Anthropic's Amodei and OpenAI's Altman discuss AI breakthroughs like reinforcement learning and predict a future where AI dominates global intellect by 2028.
Dumtika Editorial
March 21, 2026 · 4 min read

(Image: Dumtika Editorial)
Dario Amodei is the CEO and co-founder of Anthropic, the company behind Claude one of the world's most advanced AI systems. Before founding Anthropic in 2021, Amodei served as Vice President of Research at OpenAI, where he led the development of GPT-2 and GPT-3, and co-invented reinforcement learning from human feedback the technique that made modern chatbots possible. When Amodei speaks about what AI can do, he isn't speculating. He's describing what he's already seen in his own labs.
Sam Altman is the CEO of OpenAI, the company behind ChatGPT and the GPT model family. OpenAI launched the generative AI revolution with ChatGPT in late 2022 and has since become one of the most valuable private companies in the world. Altman recently stated that by the end of 2028, more of the world's intellectual capacity could reside inside data centers than outside of them. He isn't a commentator he's the architect.
Both men are saying the same thing: software jobs as we know them are running out of time.
At Davos in January 2026, Amodei predicted that AI would take over almost all the work of software engineers end-to-end in just six to twelve months. He revealed that engineers inside Anthropic already rarely write code by hand AI handles it, and humans only review and guide. He warned that AI could eliminate up to half of all entry-level white-collar jobs, potentially pushing U.S. unemployment to 10–20% within one to five years.

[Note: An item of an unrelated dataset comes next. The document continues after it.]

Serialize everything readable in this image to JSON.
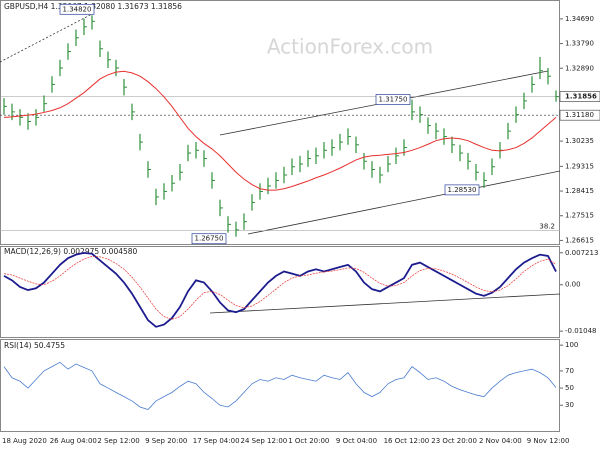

Altman echoed the alarm. He admitted that AI agents can now effectively perform the same work as entry-level employees, and predicted they would soon match experienced software engineers capable of working for days without stopping. He warned bluntly that there would be "whole classes of jobs going away" as AI advanced.
The corporate world is already acting. Salesforce CEO Marc Benioff said his company was seriously debating whether to hire any new software engineers at all, citing massive productivity gains from AI agents. AI was cited as the reason for nearly 55,000 layoffs in the U.S. in 2025. Mercer's 2026 report found that 40% of employees now fear losing their jobs to AI, up from 28% just two years earlier.
But Not Everything Moves at Silicon Valley Speed
Here's what the headlines miss. The tech industry may move fast, but the real world runs on legacy systems and legacy systems don't get replaced overnight. Banks, insurance companies, healthcare networks, and government agencies operate on decades-old infrastructure built with COBOL, mainframes, custom ERP configurations, and deeply intertwined business logic that no AI can simply "rewrite" in a weekend.
Financial systems in particular move slowly for good reason. Regulatory compliance, audit trails, data migration risks, and the sheer complexity of interconnected platforms mean that rewriting or replacing these systems is a multi-year, multi-million-dollar effort regardless of how smart the AI gets. An AI can generate code fast, but it can't understand why a specific reconciliation rule exists in a 30-year-old banking platform without deep domain context.
This is where subject matter experts hold the edge. Professionals who understand these legacy systems the business rules, the regulatory constraints, the ugly workarounds that keep things running become more valuable, not less. AI needs human guidance, and the humans who understand the "why" behind complex systems will be the ones guiding it.
So What Should You Do?
Don't panic but don't stand still either. Master AI tools now. Move beyond pure coding into product thinking, system design, and domain expertise. If you work in legacy or financial systems, lean into that knowledge it's your moat. Build things you own. Get financially prepared. As Jensen Huang put it: you won't lose your job to AI, but you will lose it to someone who uses AI.
Twelve months is still enough time to adapt if you start now.